Recent work has investigated the concept of adversarial attacks on explainable AI (XAI) in the NLP domain with a focus on examining the vulnerability of local surrogate methods such as Lime to adversarial perturbations or small changes on the input of a machine learning (ML) model. In such attacks, the generated explanation is manipulated while the meaning and structure of the original input remain similar under the ML model. Such attacks are especially alarming when XAI is used as a basis for decision making (e.g., prescribing drugs based on AI medical predictors) or for legal action (e.g., legal dispute involving AI software). Although weaknesses across many XAI methods have been shown to exist, the reasons behind why remain little explored. Central to this XAI manipulation is the similarity measure used to calculate how one explanation differs from another. A poor choice of similarity measure can lead to erroneous conclusions about the stability or adversarial robustness of an XAI method. Therefore, this work investigates a variety of similarity measures designed for text-based ranked lists referenced in related work to determine their comparative suitability for use. We find that many measures are overly sensitive, resulting in erroneous estimates of stability.
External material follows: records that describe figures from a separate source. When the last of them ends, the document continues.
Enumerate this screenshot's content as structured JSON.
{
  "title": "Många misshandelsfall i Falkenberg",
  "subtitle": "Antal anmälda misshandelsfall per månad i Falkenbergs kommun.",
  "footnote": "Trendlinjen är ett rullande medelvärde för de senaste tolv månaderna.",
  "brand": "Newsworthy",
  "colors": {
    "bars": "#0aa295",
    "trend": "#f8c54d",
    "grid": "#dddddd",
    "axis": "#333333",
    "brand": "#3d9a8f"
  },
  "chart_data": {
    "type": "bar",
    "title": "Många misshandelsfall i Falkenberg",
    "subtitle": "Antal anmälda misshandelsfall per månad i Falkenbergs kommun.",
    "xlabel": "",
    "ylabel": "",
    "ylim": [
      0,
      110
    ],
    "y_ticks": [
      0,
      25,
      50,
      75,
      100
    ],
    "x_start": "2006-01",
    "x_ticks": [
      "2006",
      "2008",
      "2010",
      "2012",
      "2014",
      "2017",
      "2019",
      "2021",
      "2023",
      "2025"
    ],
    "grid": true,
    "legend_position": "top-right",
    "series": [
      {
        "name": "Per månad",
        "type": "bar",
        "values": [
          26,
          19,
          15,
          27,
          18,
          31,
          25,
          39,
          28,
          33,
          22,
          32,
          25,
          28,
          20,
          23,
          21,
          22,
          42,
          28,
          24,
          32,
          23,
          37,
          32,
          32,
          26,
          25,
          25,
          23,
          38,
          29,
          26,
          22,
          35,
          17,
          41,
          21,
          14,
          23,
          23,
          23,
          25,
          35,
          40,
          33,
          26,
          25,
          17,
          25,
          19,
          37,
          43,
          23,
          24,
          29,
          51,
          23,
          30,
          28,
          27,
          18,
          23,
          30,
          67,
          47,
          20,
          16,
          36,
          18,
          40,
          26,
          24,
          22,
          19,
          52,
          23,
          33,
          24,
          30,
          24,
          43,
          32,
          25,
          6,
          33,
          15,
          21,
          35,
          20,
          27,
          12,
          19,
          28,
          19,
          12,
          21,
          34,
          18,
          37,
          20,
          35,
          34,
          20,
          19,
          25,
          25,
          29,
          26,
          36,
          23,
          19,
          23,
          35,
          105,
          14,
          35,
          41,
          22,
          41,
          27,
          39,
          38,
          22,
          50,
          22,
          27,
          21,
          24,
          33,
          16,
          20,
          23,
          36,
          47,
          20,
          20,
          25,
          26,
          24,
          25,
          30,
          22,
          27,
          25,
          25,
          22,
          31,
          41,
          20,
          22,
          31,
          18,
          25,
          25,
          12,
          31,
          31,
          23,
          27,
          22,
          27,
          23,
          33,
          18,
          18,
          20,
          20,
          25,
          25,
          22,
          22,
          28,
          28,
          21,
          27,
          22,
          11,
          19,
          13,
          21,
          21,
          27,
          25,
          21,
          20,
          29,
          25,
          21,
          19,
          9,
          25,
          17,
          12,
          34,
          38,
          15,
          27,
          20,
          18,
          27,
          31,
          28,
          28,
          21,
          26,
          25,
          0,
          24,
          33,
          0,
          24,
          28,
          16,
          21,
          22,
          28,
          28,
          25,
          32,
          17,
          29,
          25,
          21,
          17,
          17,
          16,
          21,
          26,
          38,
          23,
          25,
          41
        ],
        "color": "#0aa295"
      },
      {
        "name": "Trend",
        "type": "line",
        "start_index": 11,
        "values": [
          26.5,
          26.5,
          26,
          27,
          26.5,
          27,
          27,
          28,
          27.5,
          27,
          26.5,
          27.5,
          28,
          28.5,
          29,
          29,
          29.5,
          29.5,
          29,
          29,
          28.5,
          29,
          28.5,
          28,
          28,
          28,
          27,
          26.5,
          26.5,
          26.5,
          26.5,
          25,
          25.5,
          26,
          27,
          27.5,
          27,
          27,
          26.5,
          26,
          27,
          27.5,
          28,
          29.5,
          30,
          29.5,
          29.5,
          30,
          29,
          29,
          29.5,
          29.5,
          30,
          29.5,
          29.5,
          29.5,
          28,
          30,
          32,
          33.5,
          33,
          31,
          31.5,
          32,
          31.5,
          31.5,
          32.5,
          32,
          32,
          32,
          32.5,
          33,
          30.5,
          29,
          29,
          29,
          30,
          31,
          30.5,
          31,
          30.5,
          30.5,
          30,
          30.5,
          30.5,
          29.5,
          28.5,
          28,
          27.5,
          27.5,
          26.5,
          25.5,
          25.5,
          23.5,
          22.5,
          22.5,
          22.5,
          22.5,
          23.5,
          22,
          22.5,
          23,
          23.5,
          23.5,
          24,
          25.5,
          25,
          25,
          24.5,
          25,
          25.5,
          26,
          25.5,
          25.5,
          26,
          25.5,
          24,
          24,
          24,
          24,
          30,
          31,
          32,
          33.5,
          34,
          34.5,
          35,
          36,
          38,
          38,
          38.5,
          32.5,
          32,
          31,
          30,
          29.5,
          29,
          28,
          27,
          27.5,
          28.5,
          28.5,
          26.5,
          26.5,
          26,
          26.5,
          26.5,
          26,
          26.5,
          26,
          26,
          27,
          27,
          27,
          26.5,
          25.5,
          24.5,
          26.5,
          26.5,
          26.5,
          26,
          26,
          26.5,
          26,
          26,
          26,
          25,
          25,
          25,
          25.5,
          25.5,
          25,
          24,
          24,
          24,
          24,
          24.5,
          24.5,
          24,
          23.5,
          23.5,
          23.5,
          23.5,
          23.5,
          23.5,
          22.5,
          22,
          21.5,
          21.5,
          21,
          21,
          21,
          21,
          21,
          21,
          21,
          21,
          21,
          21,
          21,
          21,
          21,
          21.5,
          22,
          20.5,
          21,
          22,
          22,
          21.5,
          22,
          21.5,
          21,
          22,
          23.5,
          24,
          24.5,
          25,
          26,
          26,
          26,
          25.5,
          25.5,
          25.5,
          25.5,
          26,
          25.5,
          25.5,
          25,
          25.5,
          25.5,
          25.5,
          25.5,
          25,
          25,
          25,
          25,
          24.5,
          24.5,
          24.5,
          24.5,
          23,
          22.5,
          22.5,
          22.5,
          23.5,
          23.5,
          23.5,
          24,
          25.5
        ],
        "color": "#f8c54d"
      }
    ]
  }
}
We then propose a weighting scheme for text-based data that incorporates the synonymity between the features within an explanation, providing more accurate estimates of the actual weakness of XAI methods to adversarial examples.

Key Contributions

Systematic evaluation of ranked-list similarity measures for assessing XAI explanation stability under adversarial perturbations
Finding that many standard similarity measures are overly sensitive, producing erroneous (overstated) instability estimates for XAI methods
A synonymity-based weighting scheme for text-based explanation features that yields more accurate adversarial robustness estimates for surrogate XAI models

🛡️ Threat Analysis

Input Manipulation Attack

The paper investigates adversarial input perturbations that manipulate XAI explanations (e.g., LIME outputs) while preserving the underlying ML model's prediction — this is an inference-time input manipulation attack targeting the explanation pipeline. The paper's contribution is benchmarking and improving similarity measures that quantify the success of these attacks.